Armado de mi proverbial escepticismo resignado asisto a lo que un cronista de la acera de enfrente, sin duda exagerando la nota, llama bronca de primer orden a cuenta de la publicación del informe sobre torturas encargado, ya hace unas lunas, por el Gobierno vasco.
La constatación de saque es que seguimos en terreno resbaladizo. Hay heridas sin cerrar y, me temo, todavía una gran tentación de aprovechamiento político. Lo uno y lo otro acaban siendo el hambre y las ganas de comer. Por eso me abstengo del juicio al primer bote, que me llevaría a rasgarme las vestiduras ante quienes han elevado la voz por lo que califican como una burda simplificación que abona la tesis de las dos partes y los sufrimientos retroalimentados.
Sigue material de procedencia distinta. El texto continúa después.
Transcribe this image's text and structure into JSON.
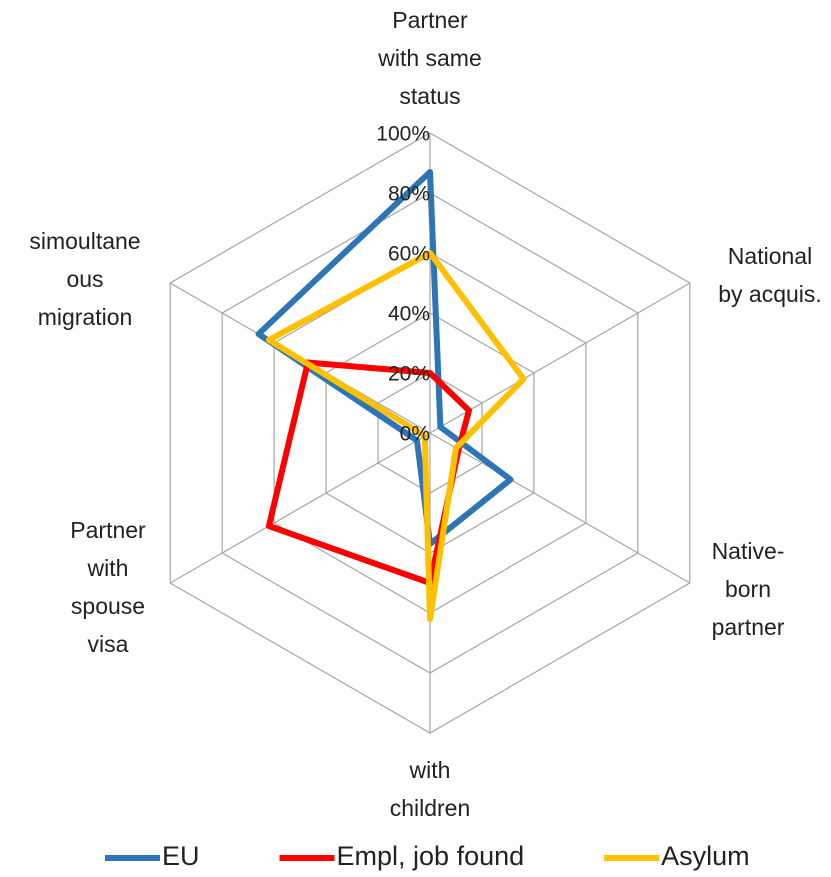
{
  "chart_data": {
    "type": "radar",
    "categories": [
      [
        "Partner",
        "with same",
        "status"
      ],
      [
        "National",
        "by acquis."
      ],
      [
        "Native-",
        "born",
        "partner"
      ],
      [
        "with",
        "children"
      ],
      [
        "Partner",
        "with",
        "spouse",
        "visa"
      ],
      [
        "simoultane",
        "ous",
        "migration"
      ]
    ],
    "series": [
      {
        "name": "EU",
        "color": "#2e75b6",
        "values": [
          87,
          4,
          31,
          37,
          5,
          66
        ]
      },
      {
        "name": "Empl, job found",
        "color": "#ff0000",
        "values": [
          20,
          15,
          11,
          50,
          62,
          47
        ]
      },
      {
        "name": "Asylum",
        "color": "#ffc000",
        "values": [
          60,
          36,
          10,
          62,
          2,
          62
        ]
      }
    ],
    "ylim": [
      0,
      100
    ],
    "yticks": [
      {
        "value": 0,
        "label": "0%"
      },
      {
        "value": 20,
        "label": "20%"
      },
      {
        "value": 40,
        "label": "40%"
      },
      {
        "value": 60,
        "label": "60%"
      },
      {
        "value": 80,
        "label": "80%"
      },
      {
        "value": 100,
        "label": "100%"
      }
    ],
    "grid": true
  }
}
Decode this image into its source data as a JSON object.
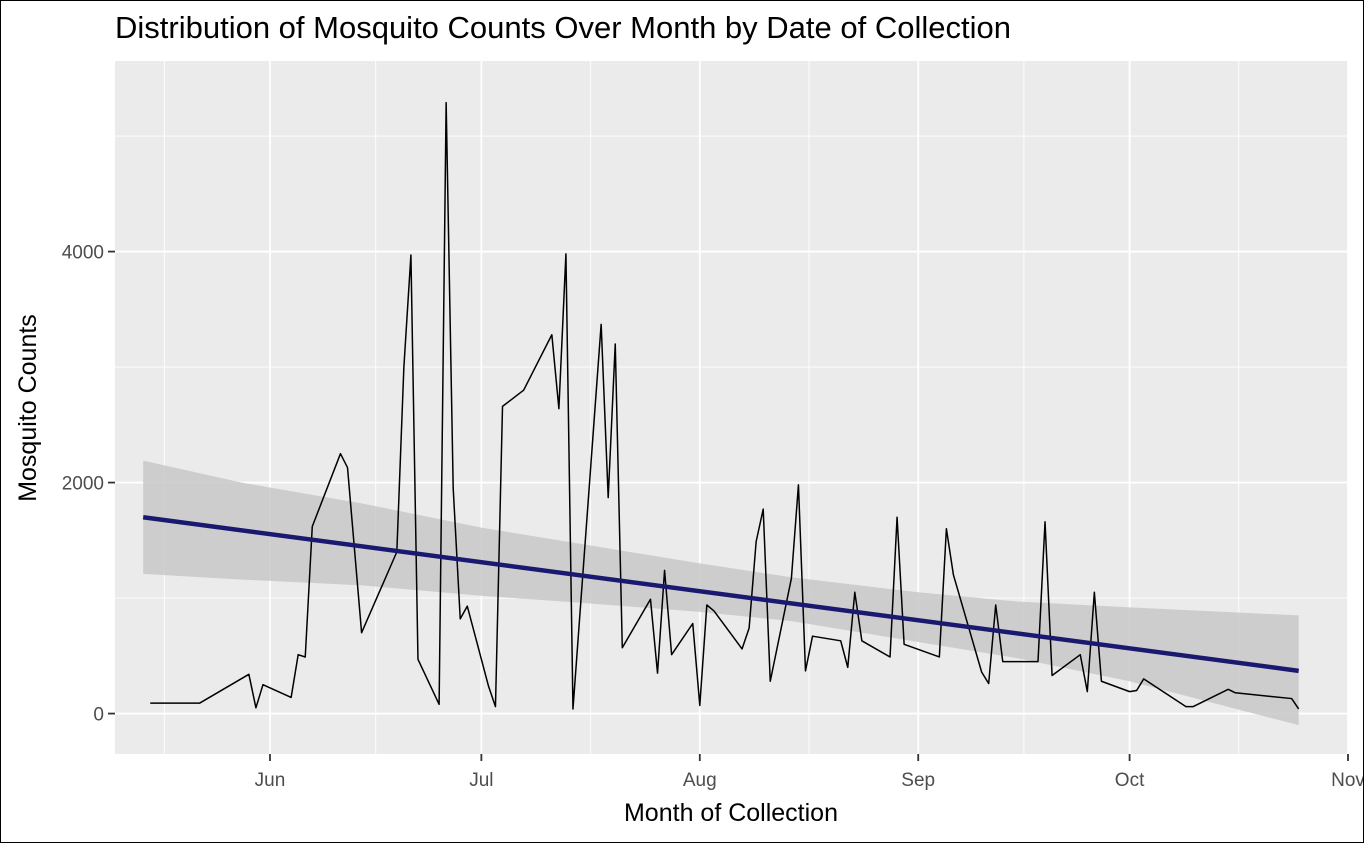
{
  "chart_data": {
    "type": "line",
    "title": "Distribution of Mosquito Counts Over Month by Date of Collection",
    "xlabel": "Month of Collection",
    "ylabel": "Mosquito Counts",
    "x_axis": {
      "type": "date",
      "range": [
        "2023-05-10",
        "2023-11-01"
      ],
      "major_ticks": [
        "2023-06-01",
        "2023-07-01",
        "2023-08-01",
        "2023-09-01",
        "2023-10-01",
        "2023-11-01"
      ],
      "major_tick_labels": [
        "Jun",
        "Jul",
        "Aug",
        "Sep",
        "Oct",
        "Nov"
      ]
    },
    "y_axis": {
      "range": [
        -350,
        5650
      ],
      "ticks": [
        0,
        2000,
        4000
      ],
      "tick_labels": [
        "0",
        "2000",
        "4000"
      ]
    },
    "grid": true,
    "series": [
      {
        "style": "line",
        "color": "#000000",
        "points": [
          [
            "2023-05-15",
            90
          ],
          [
            "2023-05-22",
            90
          ],
          [
            "2023-05-29",
            340
          ],
          [
            "2023-05-30",
            50
          ],
          [
            "2023-05-31",
            250
          ],
          [
            "2023-06-04",
            140
          ],
          [
            "2023-06-05",
            510
          ],
          [
            "2023-06-06",
            490
          ],
          [
            "2023-06-07",
            1620
          ],
          [
            "2023-06-11",
            2250
          ],
          [
            "2023-06-12",
            2130
          ],
          [
            "2023-06-14",
            700
          ],
          [
            "2023-06-19",
            1400
          ],
          [
            "2023-06-20",
            3000
          ],
          [
            "2023-06-21",
            3970
          ],
          [
            "2023-06-22",
            470
          ],
          [
            "2023-06-25",
            80
          ],
          [
            "2023-06-26",
            5290
          ],
          [
            "2023-06-27",
            1950
          ],
          [
            "2023-06-28",
            820
          ],
          [
            "2023-06-29",
            930
          ],
          [
            "2023-07-02",
            240
          ],
          [
            "2023-07-03",
            60
          ],
          [
            "2023-07-04",
            2660
          ],
          [
            "2023-07-07",
            2800
          ],
          [
            "2023-07-09",
            3040
          ],
          [
            "2023-07-11",
            3280
          ],
          [
            "2023-07-12",
            2640
          ],
          [
            "2023-07-13",
            3980
          ],
          [
            "2023-07-14",
            40
          ],
          [
            "2023-07-18",
            3370
          ],
          [
            "2023-07-19",
            1870
          ],
          [
            "2023-07-20",
            3200
          ],
          [
            "2023-07-21",
            570
          ],
          [
            "2023-07-25",
            990
          ],
          [
            "2023-07-26",
            350
          ],
          [
            "2023-07-27",
            1240
          ],
          [
            "2023-07-28",
            510
          ],
          [
            "2023-07-31",
            780
          ],
          [
            "2023-08-01",
            70
          ],
          [
            "2023-08-02",
            940
          ],
          [
            "2023-08-03",
            890
          ],
          [
            "2023-08-07",
            560
          ],
          [
            "2023-08-08",
            740
          ],
          [
            "2023-08-09",
            1490
          ],
          [
            "2023-08-10",
            1770
          ],
          [
            "2023-08-11",
            280
          ],
          [
            "2023-08-14",
            1170
          ],
          [
            "2023-08-15",
            1980
          ],
          [
            "2023-08-16",
            370
          ],
          [
            "2023-08-17",
            670
          ],
          [
            "2023-08-21",
            630
          ],
          [
            "2023-08-22",
            400
          ],
          [
            "2023-08-23",
            1050
          ],
          [
            "2023-08-24",
            630
          ],
          [
            "2023-08-28",
            490
          ],
          [
            "2023-08-29",
            1700
          ],
          [
            "2023-08-30",
            600
          ],
          [
            "2023-09-04",
            490
          ],
          [
            "2023-09-05",
            1600
          ],
          [
            "2023-09-06",
            1200
          ],
          [
            "2023-09-10",
            360
          ],
          [
            "2023-09-11",
            260
          ],
          [
            "2023-09-12",
            940
          ],
          [
            "2023-09-13",
            450
          ],
          [
            "2023-09-18",
            450
          ],
          [
            "2023-09-19",
            1660
          ],
          [
            "2023-09-20",
            330
          ],
          [
            "2023-09-24",
            510
          ],
          [
            "2023-09-25",
            190
          ],
          [
            "2023-09-26",
            1050
          ],
          [
            "2023-09-27",
            280
          ],
          [
            "2023-10-01",
            190
          ],
          [
            "2023-10-02",
            200
          ],
          [
            "2023-10-03",
            300
          ],
          [
            "2023-10-09",
            60
          ],
          [
            "2023-10-10",
            60
          ],
          [
            "2023-10-15",
            210
          ],
          [
            "2023-10-16",
            180
          ],
          [
            "2023-10-24",
            130
          ],
          [
            "2023-10-25",
            40
          ]
        ]
      },
      {
        "style": "trend",
        "color": "#191970",
        "points": [
          [
            "2023-05-14",
            1700
          ],
          [
            "2023-10-25",
            370
          ]
        ]
      },
      {
        "style": "confidence-band",
        "color": "#c8c8c8",
        "x": [
          "2023-05-14",
          "2023-05-28",
          "2023-06-14",
          "2023-07-01",
          "2023-07-15",
          "2023-08-01",
          "2023-08-14",
          "2023-09-01",
          "2023-09-15",
          "2023-10-01",
          "2023-10-25"
        ],
        "upper": [
          2190,
          2000,
          1820,
          1610,
          1470,
          1300,
          1180,
          1050,
          970,
          920,
          850
        ],
        "lower": [
          1210,
          1160,
          1110,
          1020,
          960,
          880,
          800,
          620,
          480,
          280,
          -100
        ]
      }
    ]
  }
}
Sinceramente, me parece una exageración tal planteamiento. Incluso, una impostura, si los bufidos parten de individuos que estuvieron muy cerca de los lugares donde se dio rienda suelta a los malos tratos. Sin embargo, al ver en uno de los flancos —se supone que en “el otro”, si aceptáramos que solo hay dos— utilizar los datos a modo de marcador en su eterna venta de la burra que sostiene que una injusticia equilibra otra mayor, me pongo en guardia.
Llamo, como siempre, a hacer un gran corte de mangas a los ventajistas de los extremos, especialmente a los que sacan a hombros a sus torturadores y se ponen muy dignos en la denuncia (absolutamente justa, por otra parte) de sus torturados. Hace demasiado tiempo que nos conocemos como para morder sus anzuelos. Esto va de querer o no avanzar de verdad. Y ahí sí que no hay lugar para las dulcificaciones. Ha habido miles de torturas.